If life was created, and not simply the result of undirected unconscious evolution, this is surely the worst possible way to have created life. A god could not have created a more vicious cycle if it tried: tying the very existence of life with the necessary killing of other life is the work of an evil genius, not of an all-powerful and all-loving god. Either no god ever instigated life or guided it, or, such a god is monstrously evil.

"The Food Chain and God" by Vexen Crabtree (2023)

Even if God does embody absolute morals, this question must be asked: why are we, as a species, not equipped to collectively perceive absolutism? Why is it that we all see things differently?

Finally, given the evidence, one sensible conclusion presents itself:

3. Good and Evil are Culturally Constructed Illusions

#good_and_evil #morals #religious_morals

Good and evil are to many an 'obvious' reality but with thought, the concept of these opposites makes little sense. What is good for one being is frequently bad for another. For example in nature the whole cycle of biological life is based on death and recycling. Hence why major religions have historically been based around these themes, especially vegetation gods who are reborn every Winter Solstice. All predators find it good that prey is available; if you protect the prey you harm the predators, and whilst it is bad from the prey's point of view to be eaten, it is necessary from the predator's point of view. In nature, survival is violent and competitive.
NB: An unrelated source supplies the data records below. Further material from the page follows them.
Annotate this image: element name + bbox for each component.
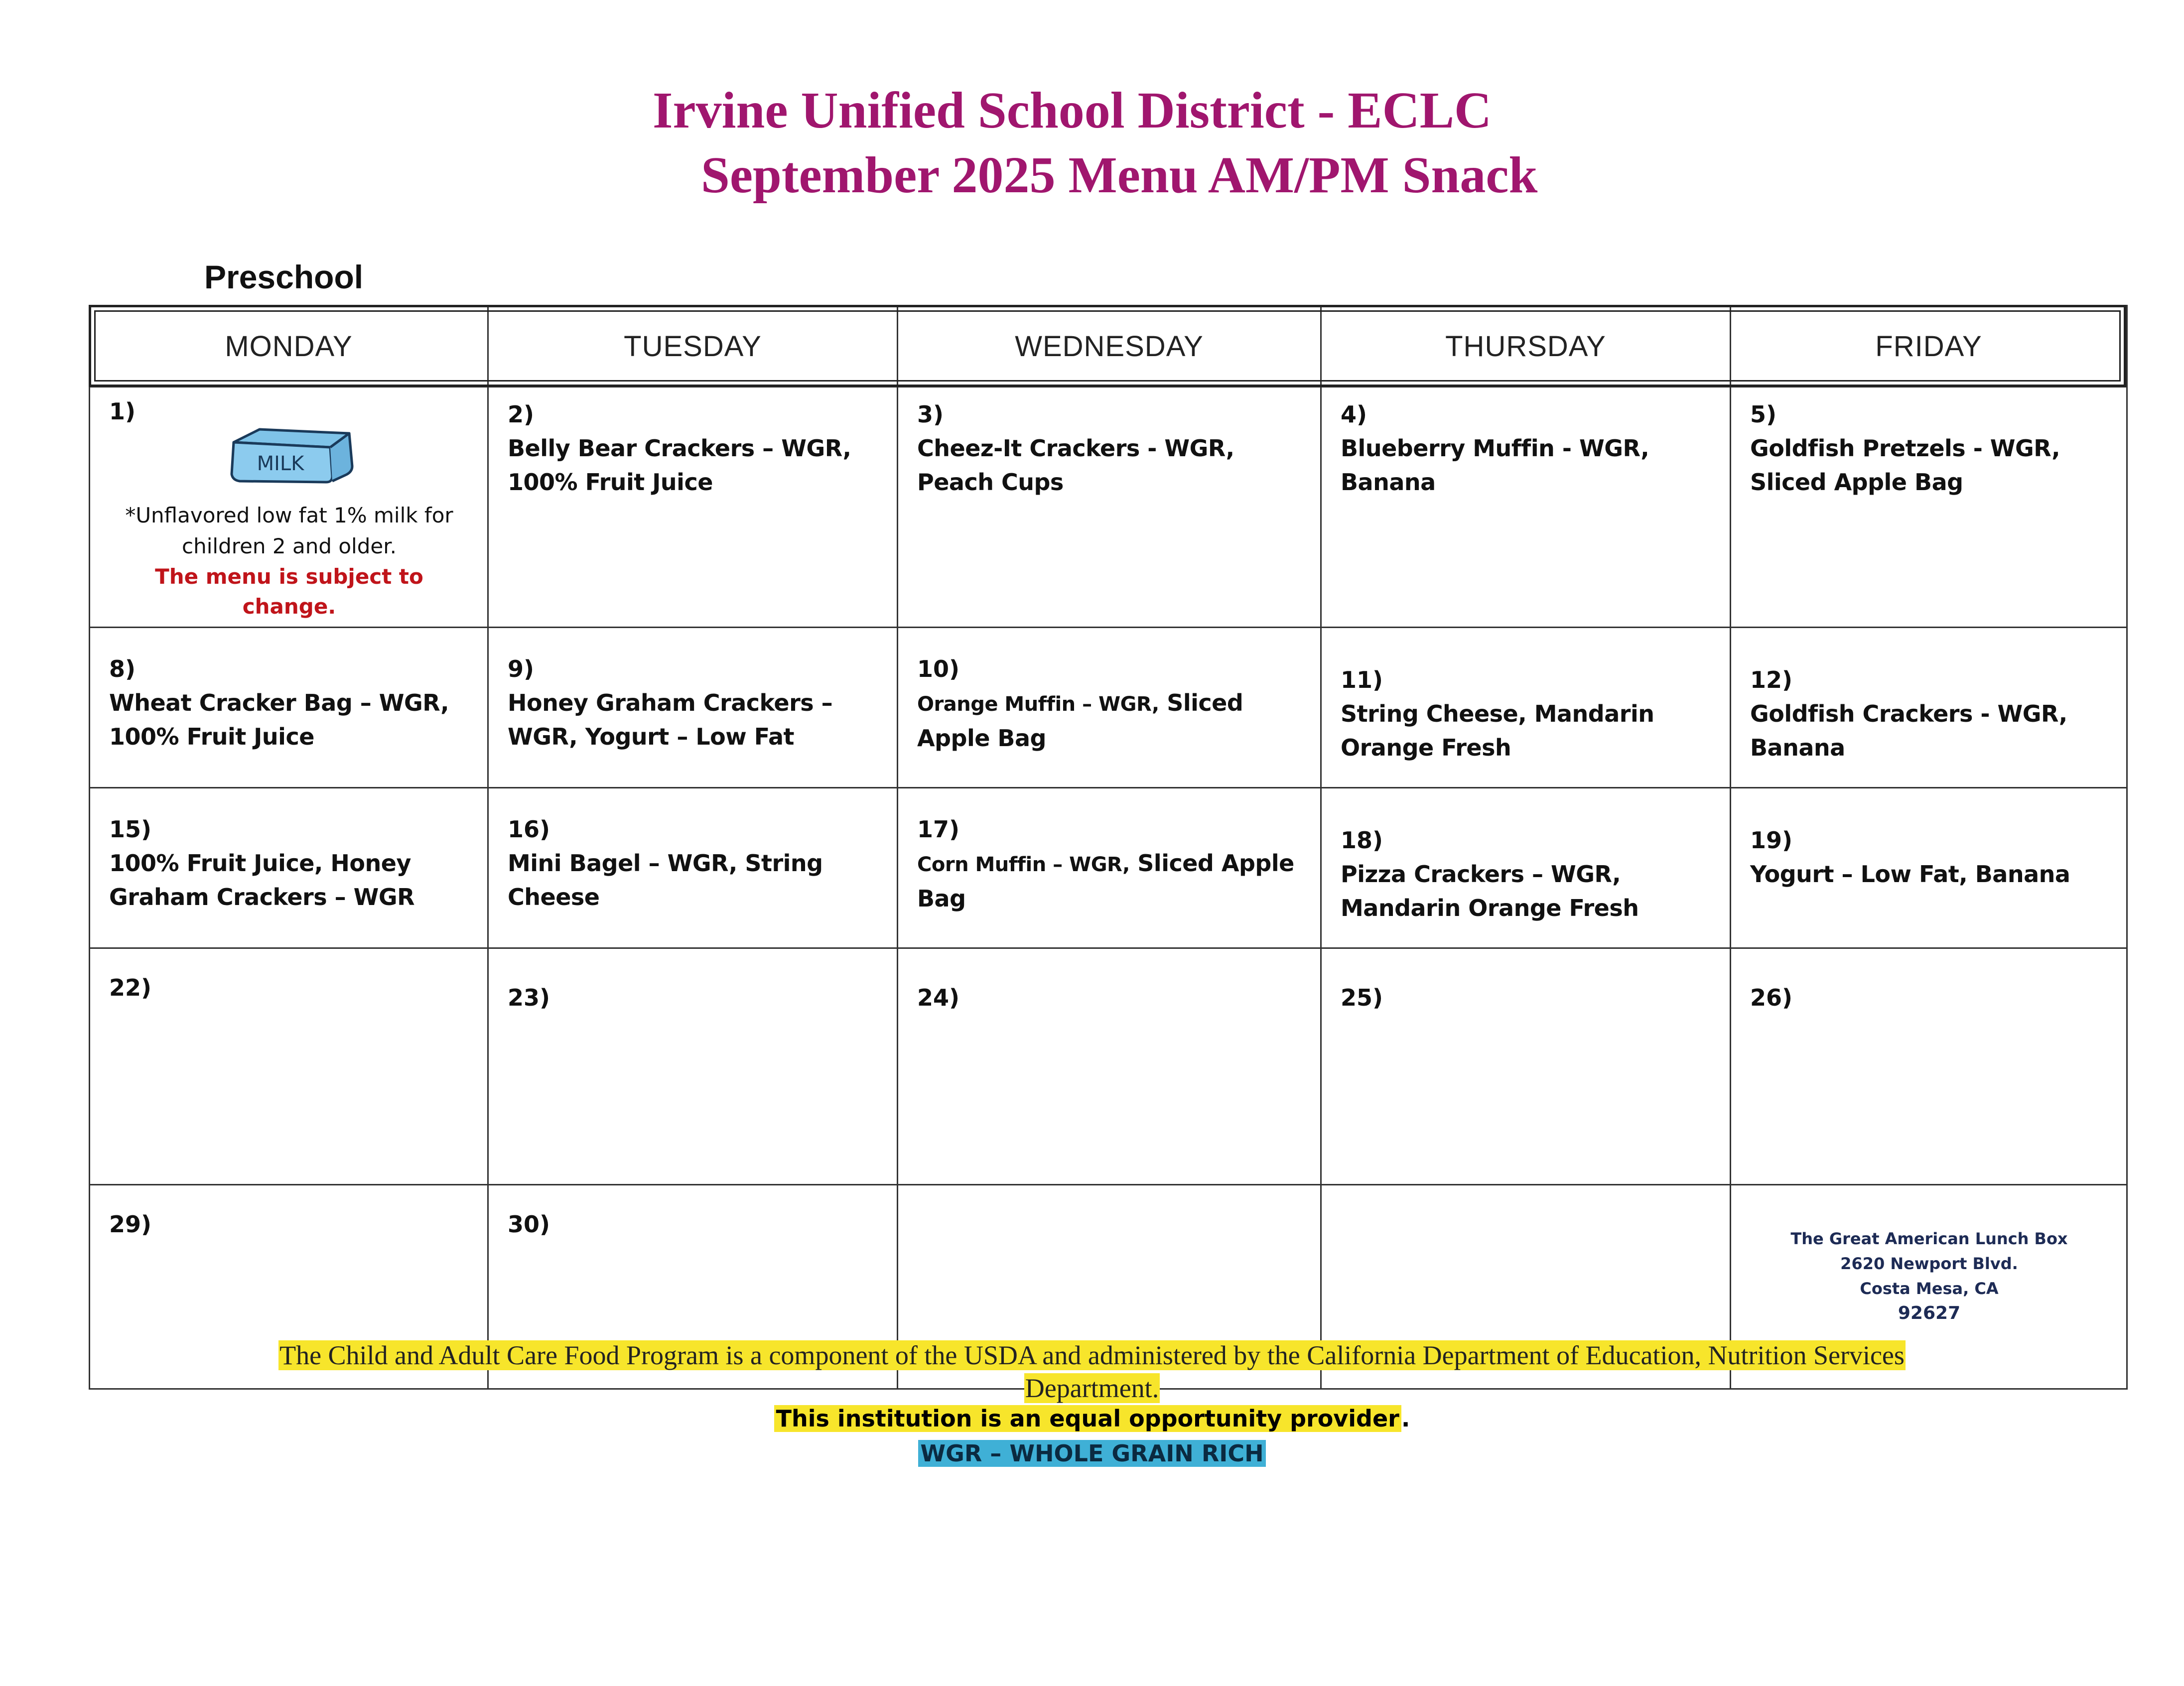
day-number: 2) xyxy=(508,401,535,428)
day-cell-26 xyxy=(1731,948,2127,1185)
menu-item: Wheat Cracker Bag – WGR, 100% Fruit Juice xyxy=(109,689,449,750)
day-cell-8 xyxy=(90,628,488,788)
day-number: 9) xyxy=(508,655,535,682)
day-number: 16) xyxy=(508,816,550,843)
page-title: Irvine Unified School District - ECLC xyxy=(653,82,1492,139)
week-row-1 xyxy=(90,387,2127,628)
day-number: 30) xyxy=(508,1211,550,1238)
day-number: 10) xyxy=(917,655,960,682)
day-number: 23) xyxy=(508,984,550,1011)
day-number: 24) xyxy=(917,984,960,1011)
menu-item: Belly Bear Crackers – WGR, 100% Fruit Juice xyxy=(508,435,851,496)
day-cell-9 xyxy=(488,628,898,788)
milk-label: MILK xyxy=(257,452,304,475)
day-cell-3 xyxy=(898,387,1321,628)
menu-item: Pizza Crackers – WGR, Mandarin Orange Fresh xyxy=(1341,861,1639,921)
day-cell-10 xyxy=(898,628,1321,788)
day-cell-1 xyxy=(90,387,488,628)
header-frame xyxy=(89,305,2126,387)
day-cell-19 xyxy=(1731,788,2127,948)
milk-carton-icon xyxy=(109,426,469,500)
week-row-2 xyxy=(90,628,2127,788)
equal-opportunity-text: This institution is an equal opportunity provider xyxy=(774,1405,1401,1432)
menu-item: Mini Bagel – WGR, String Cheese xyxy=(508,850,823,910)
day-cell-11 xyxy=(1321,628,1731,788)
day-number: 26) xyxy=(1750,984,1793,1011)
header-monday: MONDAY xyxy=(90,306,488,387)
day-number: 25) xyxy=(1341,984,1383,1011)
equal-opportunity-statement xyxy=(0,1402,2184,1435)
milk-note: *Unflavored low fat 1% milk for children 2 and older. xyxy=(125,503,453,558)
vendor-street: 2620 Newport Blvd. xyxy=(1840,1254,2018,1273)
day-number: 12) xyxy=(1750,666,1793,693)
menu-item-small: Orange Muffin – WGR, xyxy=(917,693,1159,716)
usda-line-1: The Child and Adult Care Food Program is a component of the USDA and administered by the California Department of Education, Nutrition Services xyxy=(279,1340,1905,1370)
section-label: Preschool xyxy=(204,259,364,295)
day-cell-5 xyxy=(1731,387,2127,628)
day-cell-4 xyxy=(1321,387,1731,628)
vendor-address xyxy=(1750,1195,2108,1326)
equal-opportunity-period: . xyxy=(1401,1405,1410,1432)
wgr-legend-text: WGR – WHOLE GRAIN RICH xyxy=(918,1440,1265,1467)
header-thursday: THURSDAY xyxy=(1321,306,1731,387)
day-cell-25 xyxy=(1321,948,1731,1185)
menu-item: Sliced Apple Bag xyxy=(917,850,1294,912)
day-number: 11) xyxy=(1341,666,1383,693)
day-number: 3) xyxy=(917,401,944,428)
week-row-4 xyxy=(90,948,2127,1185)
header-friday: FRIDAY xyxy=(1731,306,2127,387)
menu-item: Blueberry Muffin - WGR, Banana xyxy=(1341,435,1649,496)
vendor-city: Costa Mesa, CA xyxy=(1860,1279,1999,1298)
day-cell-24 xyxy=(898,948,1321,1185)
day-number: 8) xyxy=(109,655,136,682)
day-cell-22 xyxy=(90,948,488,1185)
menu-calendar xyxy=(89,305,2126,1338)
header-wednesday: WEDNESDAY xyxy=(898,306,1321,387)
day-number: 29) xyxy=(109,1211,152,1238)
menu-item: Goldfish Pretzels - WGR, Sliced Apple Bag xyxy=(1750,435,2060,496)
day-number: 15) xyxy=(109,816,152,843)
week-row-3 xyxy=(90,788,2127,948)
menu-change-warning: The menu is subject to change. xyxy=(155,564,423,619)
day-number: 19) xyxy=(1750,827,1793,854)
day-cell-15 xyxy=(90,788,488,948)
day-number: 1) xyxy=(109,398,136,425)
header-tuesday: TUESDAY xyxy=(488,306,898,387)
usda-statement xyxy=(0,1339,2184,1405)
menu-item: Honey Graham Crackers – WGR, Yogurt – Low Fat xyxy=(508,689,833,750)
day-number: 18) xyxy=(1341,827,1383,854)
menu-item: Yogurt – Low Fat, Banana xyxy=(1750,861,2070,888)
menu-item: Goldfish Crackers - WGR, Banana xyxy=(1750,700,2067,761)
menu-item-small: Corn Muffin – WGR, xyxy=(917,853,1130,876)
day-number: 22) xyxy=(109,974,152,1001)
day-cell-12 xyxy=(1731,628,2127,788)
usda-line-2: Department. xyxy=(1025,1373,1159,1403)
menu-item: 100% Fruit Juice, Honey Graham Crackers – WGR xyxy=(109,850,415,910)
day-number: 17) xyxy=(917,816,960,843)
day-number: 5) xyxy=(1750,401,1777,428)
vendor-zip: 92627 xyxy=(1898,1303,1961,1323)
day-cell-2 xyxy=(488,387,898,628)
day-cell-23 xyxy=(488,948,898,1185)
page-subtitle: September 2025 Menu AM/PM Snack xyxy=(701,146,1538,204)
day-cell-16 xyxy=(488,788,898,948)
calendar-grid xyxy=(89,305,2128,1390)
wgr-legend xyxy=(0,1437,2184,1470)
menu-item: Sliced Apple Bag xyxy=(917,689,1243,752)
vendor-name: The Great American Lunch Box xyxy=(1790,1229,2068,1248)
menu-item: String Cheese, Mandarin Orange Fresh xyxy=(1341,700,1654,761)
day-cell-17 xyxy=(898,788,1321,948)
day-cell-18 xyxy=(1321,788,1731,948)
menu-item: Cheez-It Crackers - WGR, Peach Cups xyxy=(917,435,1234,496)
day-number: 4) xyxy=(1341,401,1367,428)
Bacteria5 feed on biological chemicals to survive and breed. What is good for them is bad for us. While antibiotics are good for us and reduce our suffering, their usage creates suffering and death for countless other minor species. What is good for one species is bad for others. While one culture may consider multiple marriage to be a virtue of love and positivity, another considers it an evil sin. What is good in one culture is bad in another. What was good in the Old Testament of the Christian Bible is bad in the New, what is good in the Buddhist Pali scriptures is wrong in the Therevada, what is considered an ethic by one group in society is considered wrong in another. Contraception may be evil according to Catholic doctrine, but, overpopulation causes suffering for all. What the homeless rightly do to survive is a "social evil" to those with homes, and how governments collect tax is evil to the poor person but a social necessity. Good and Evil are impossibly complex, inherently subjective.

Moral subjectivism is not limited to the human concern for other humans. A nuclear attack is bad for billions of people but may well be good for undersea creatures who suffer from our pollutants. Eliminating environmental toxins from our waste may make industry less efficient and slow the economy, but is good for other species. A life-saving vaccine may be good for many people but could be atrocious for the environment and create suffering due to overpopulation.

There are no actions that are "good" or "bad" from the point of view of all peoples, cultures, societies, species and interests. There are no actions that are absolutely good for life, and there are no actions that are bad for all species. There is no "opposite" to good or evil; there is no scale with "good" on one side and "evil" on the other: There are only conflicting subjective interests. It is all personal opinion, compromise and discord. "Good" is not the opposite of "evil" as both concepts are too personal, too subjective and too elusive to warrant definition or resolution as opposites.